Sugar is an unnatural chemical
Why is sugar so devastating to our health? One reason is it is
pure chemical and (like heroin) through refining has been
stripped of all the natural food nutrition that it originally
had in the plant itself.
Heroin and sugar are arrived at by very similar processes of
refinement. In producing heroin, the opium is
first extracted from the poppy: The opium is
then refined into morphine. The chemists then went to work on
morphine and further refined it into heroin, proclaiming they
had "discovered" a wonderful new pain-killer that was
non-addictive. So they said.
Similarly, sugar is first pressed as a juice from the cane (or
beet) and refined into molasses. Then it is refined into brown
sugar, and finally into strange white crystals C12H22O, that
are an alien chemical to the human system.
Slow but insidious
A third reason is that the damage sugar does is slow and
insidious. It takes years before it ruins your pancreas, your
adrenal glands, throws your whole endocrine system out of
kilter and produces a huge list of damage.
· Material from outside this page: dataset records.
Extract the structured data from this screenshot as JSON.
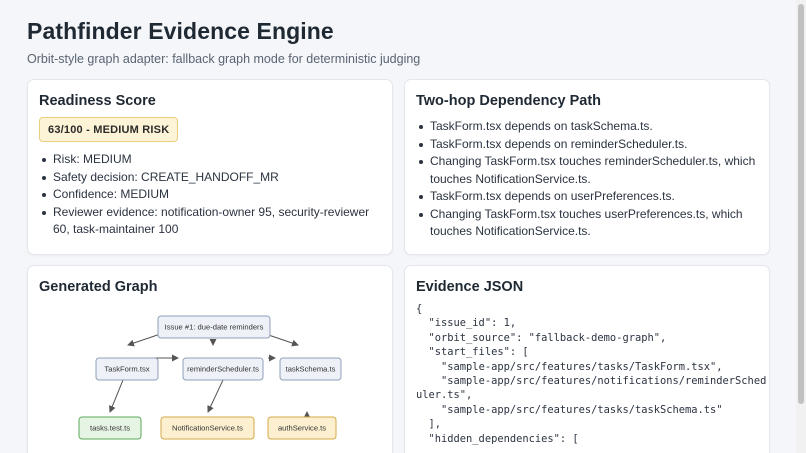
{
  "header": {
    "title": "Pathfinder Evidence Engine",
    "subtitle": "Orbit-style graph adapter: fallback graph mode for deterministic judging"
  },
  "readiness": {
    "title": "Readiness Score",
    "badge": "63/100 - MEDIUM RISK",
    "items": [
      "Risk: MEDIUM",
      "Safety decision: CREATE_HANDOFF_MR",
      "Confidence: MEDIUM",
      "Reviewer evidence: notification-owner 95, security-reviewer 60, task-maintainer 100"
    ]
  },
  "dependency": {
    "title": "Two-hop Dependency Path",
    "items": [
      "TaskForm.tsx depends on taskSchema.ts.",
      "TaskForm.tsx depends on reminderScheduler.ts.",
      "Changing TaskForm.tsx touches reminderScheduler.ts, which touches NotificationService.ts.",
      "TaskForm.tsx depends on userPreferences.ts.",
      "Changing TaskForm.tsx touches userPreferences.ts, which touches NotificationService.ts."
    ]
  },
  "graph": {
    "title": "Generated Graph",
    "nodes": {
      "issue": "Issue #1: due-date reminders",
      "taskform": "TaskForm.tsx",
      "reminder": "reminderScheduler.ts",
      "schema": "taskSchema.ts",
      "tasktest": "tasks.test.ts",
      "notification": "NotificationService.ts",
      "auth": "authService.ts"
    },
    "colors": {
      "neutral_fill": "#eef1f7",
      "neutral_stroke": "#8fa0b8",
      "test_fill": "#e6f4e4",
      "test_stroke": "#5daa5a",
      "service_fill": "#fdf0d0",
      "service_stroke": "#d4a843",
      "edge": "#555555"
    }
  },
  "evidence": {
    "title": "Evidence JSON",
    "json_text": "{\n  \"issue_id\": 1,\n  \"orbit_source\": \"fallback-demo-graph\",\n  \"start_files\": [\n    \"sample-app/src/features/tasks/TaskForm.tsx\",\n    \"sample-app/src/features/notifications/reminderScheduler.ts\",\n    \"sample-app/src/features/tasks/taskSchema.ts\"\n  ],\n  \"hidden_dependencies\": ["
  }
}
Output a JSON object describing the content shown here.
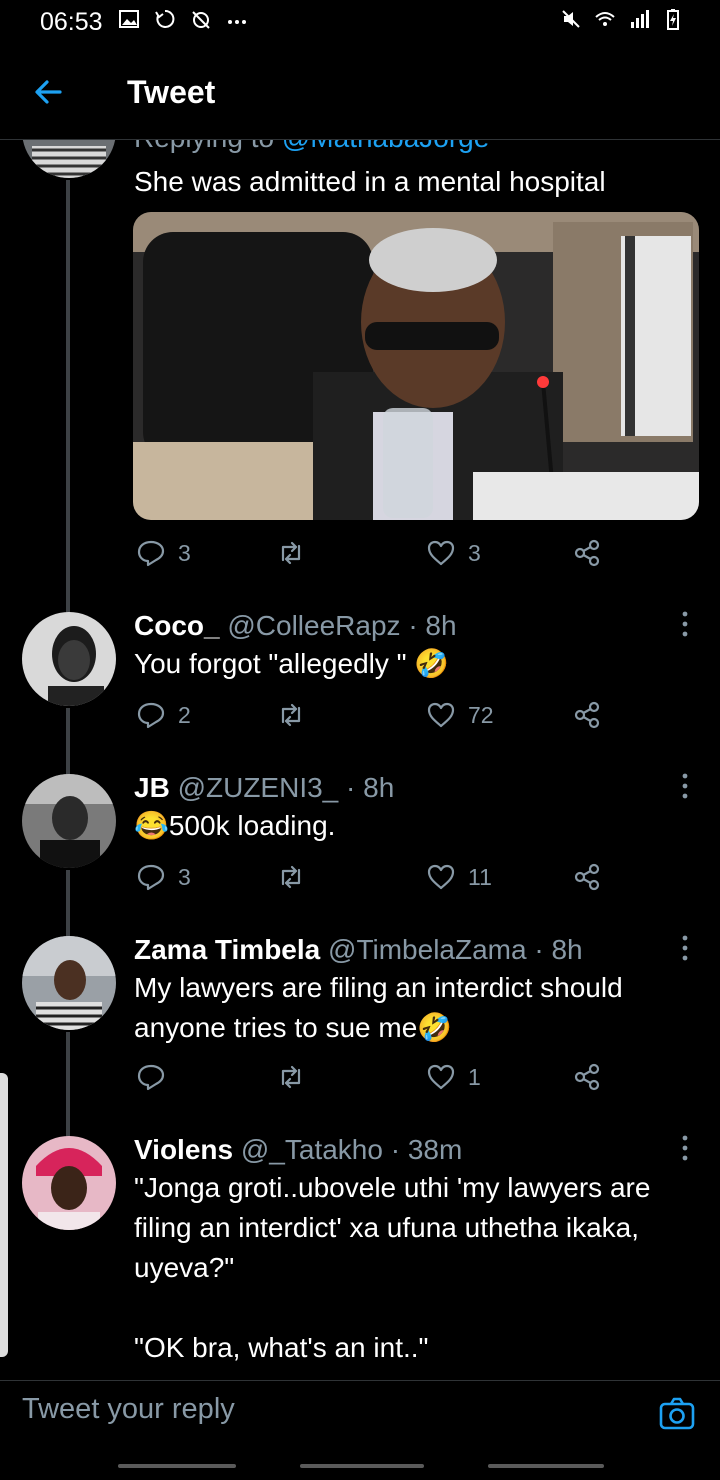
{
  "status_bar": {
    "time": "06:53",
    "left_icons": [
      "gallery-icon",
      "sync-icon",
      "wifi-off-icon",
      "more-dots-icon"
    ],
    "right_icons": [
      "mute-icon",
      "wifi-icon",
      "signal-icon",
      "battery-icon"
    ]
  },
  "header": {
    "back_icon": "back-arrow-icon",
    "title": "Tweet"
  },
  "colors": {
    "accent": "#1da1f2",
    "muted": "#8899a6",
    "background": "#000000",
    "divider": "#2f3336"
  },
  "parent_tweet": {
    "replying_to_prefix": "Replying to",
    "replying_to_handle": "@MathabaJorge",
    "text": "She was admitted in a mental hospital",
    "replies": "3",
    "retweets": "",
    "likes": "3"
  },
  "replies": [
    {
      "name": "Coco_",
      "handle": "@ColleeRapz",
      "time": "· 8h",
      "text": "You forgot \"allegedly \" 🤣",
      "replies": "2",
      "retweets": "",
      "likes": "72"
    },
    {
      "name": "JB",
      "handle": "@ZUZENI3_",
      "time": "· 8h",
      "text": "😂500k loading.",
      "replies": "3",
      "retweets": "",
      "likes": "11"
    },
    {
      "name": "Zama Timbela",
      "handle": "@TimbelaZama",
      "time": "· 8h",
      "text": "My lawyers are filing an interdict should anyone tries to sue me🤣",
      "replies": "",
      "retweets": "",
      "likes": "1"
    },
    {
      "name": "Violens",
      "handle": "@_Tatakho",
      "time": "· 38m",
      "text_line1": "\"Jonga groti..ubovele uthi 'my lawyers are filing an interdict' xa ufuna uthetha ikaka, uyeva?\"",
      "text_line2": "\"OK bra, what's an int..\""
    }
  ],
  "reply_bar": {
    "placeholder": "Tweet your reply",
    "camera_icon": "camera-icon"
  }
}
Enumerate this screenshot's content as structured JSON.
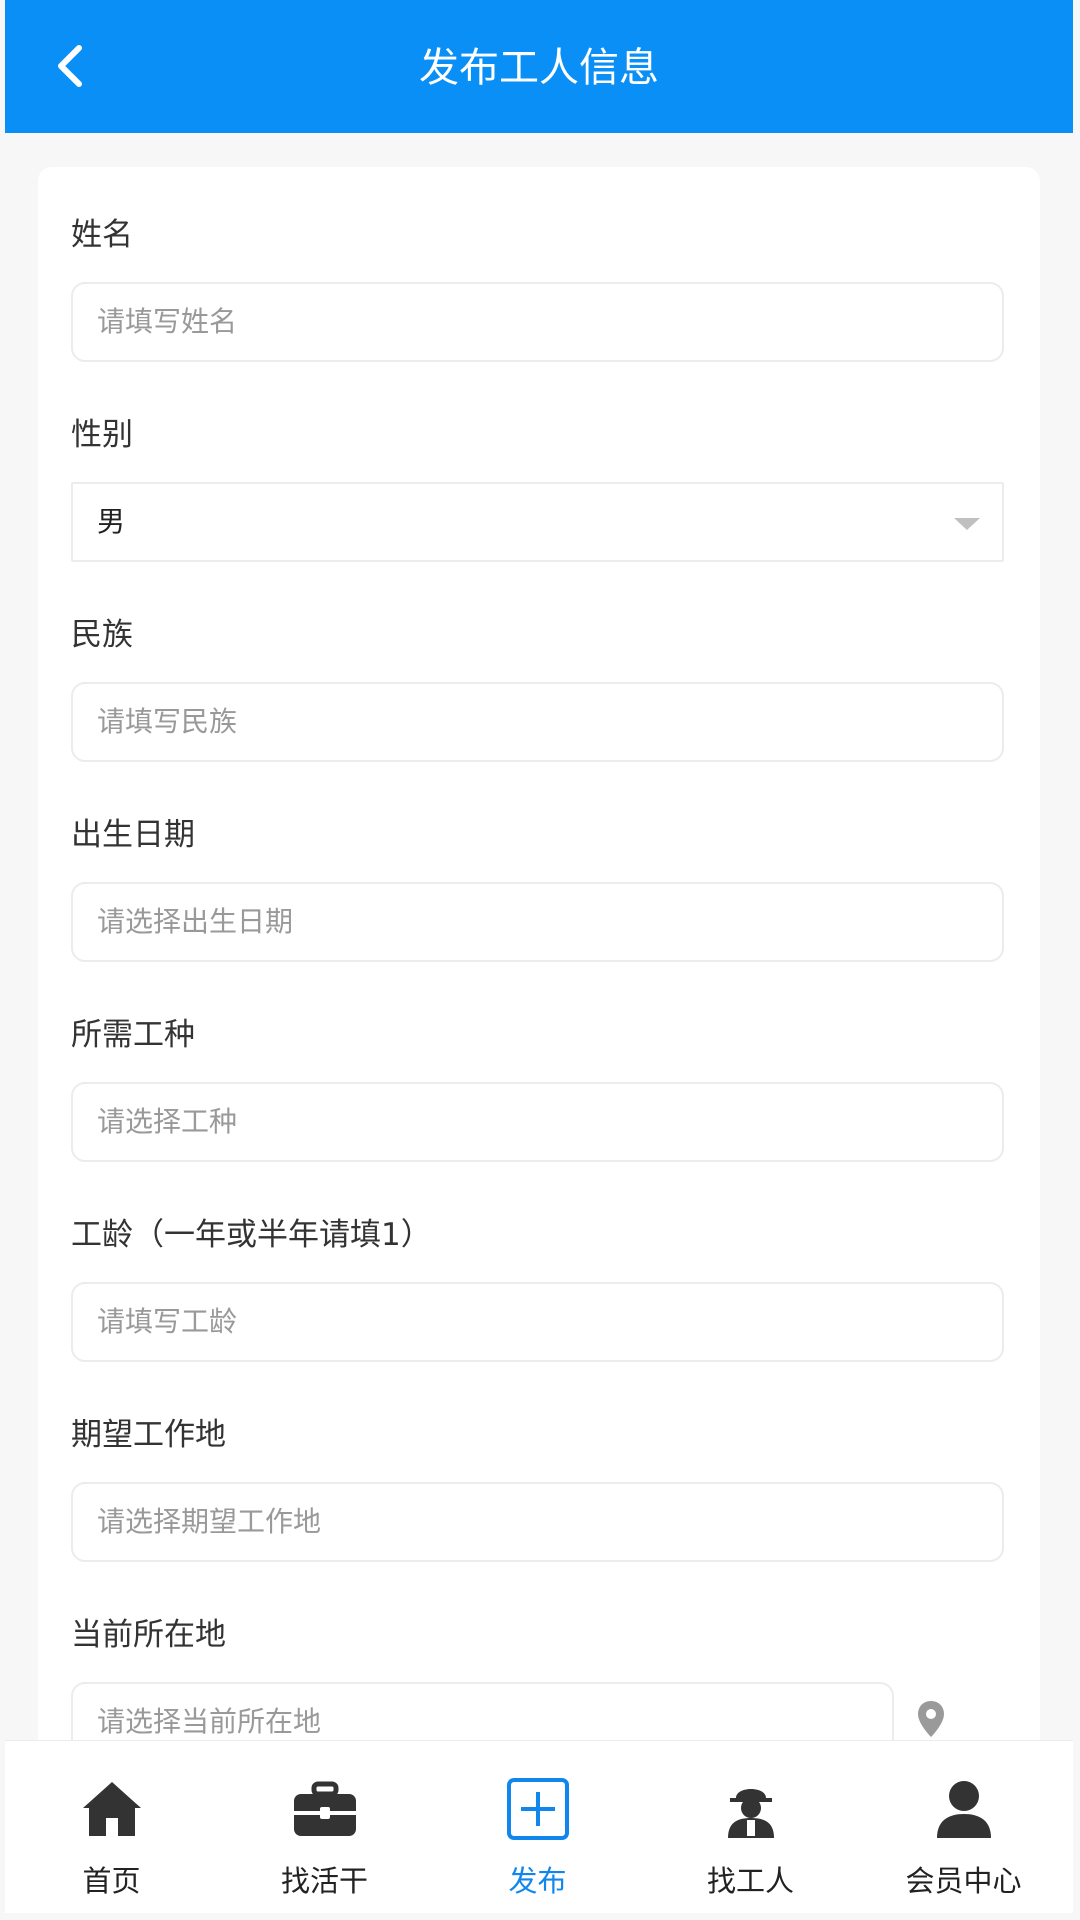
{
  "header": {
    "title": "发布工人信息",
    "bg_color": "#0a8ff6",
    "back_icon": "chevron-left-icon"
  },
  "form": {
    "fields": [
      {
        "label": "姓名",
        "placeholder": "请填写姓名",
        "value": ""
      },
      {
        "label": "性别",
        "value": "男",
        "type": "select"
      },
      {
        "label": "民族",
        "placeholder": "请填写民族",
        "value": ""
      },
      {
        "label": "出生日期",
        "placeholder": "请选择出生日期",
        "value": ""
      },
      {
        "label": "所需工种",
        "placeholder": "请选择工种",
        "value": ""
      },
      {
        "label": "工龄（一年或半年请填1）",
        "placeholder": "请填写工龄",
        "value": ""
      },
      {
        "label": "期望工作地",
        "placeholder": "请选择期望工作地",
        "value": ""
      },
      {
        "label": "当前所在地",
        "placeholder": "请选择当前所在地",
        "value": ""
      }
    ],
    "location_icon": "map-pin-icon"
  },
  "tabbar": {
    "active_color": "#1187ee",
    "items": [
      {
        "label": "首页",
        "icon": "home-icon"
      },
      {
        "label": "找活干",
        "icon": "toolbox-icon"
      },
      {
        "label": "发布",
        "icon": "plus-square-icon",
        "active": true
      },
      {
        "label": "找工人",
        "icon": "worker-icon"
      },
      {
        "label": "会员中心",
        "icon": "user-icon"
      }
    ]
  }
}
Foods are loaded with sugar
A fourth reason is the outrageous amounts of sugar civilized
nations consume. Americans in particular are told how they are
the best fed and best nourished people on the face of the
earth. If we are talking about processed junk food - this is
true.
If you examine the "foods" in any supermarket more closely and
start reading labels, you will find just about everything
contains sugar. Most of the foods are loaded with it - from
cereals, to soups, to ketchup, to hotdogs. Even flue-cured
tobacco can contain as much as 20% sugar by weight. Some
cereals are as much as 50% sugar.
List of Damages
We have stated that sugar is deleterious to your health: that
it is more damaging than all other narcotics combined; that it
is a long term chemical poison. Just what damage does sugar do
to the human body? The list is endless.
When we talk about sugar, we are including bad nutrition as a
whole, since anyone who indulges in sugar has bad dietary
habits per se.
1. Sugar is by far the leading cause of dental deterioration -
cavities in teeth, bleeding gums, failure of bone structure,
and loss of teeth.
2. Sugar is the main cause of diabetes, hyperglycemia and
hypoglycemia.
3. It is either a significant or contributory cause of heart
disease, arteriosclerosis, mental illness, depression,
senility, hypertension, cancer.
4. It has an extremely harmful effect in unbalancing the
endocrine system and injuring its component glands such as the
adrenal glands, pancreas and liver, causing the blood sugar
level to fluctuate widely. It has a number of other extremely
damaging effects on the human body.
Some of the other effects of sugar on the body are:
*Increases overgrowth of candida yeast organism
*Increases chronic fatigue
*Can trigger binge eating in those with bulima
*Increases PMS symptoms
*Increases hyperactivity in about 50% of children
*Increases tooth decay
*Increases anxiety and irritability
*Can increase or intensify symptoms of anxiety and panic in
susceptible women
*Can make it difficult to lose weight because of constantly
high insulin levels,
which causes the body to store excess carbs as fat.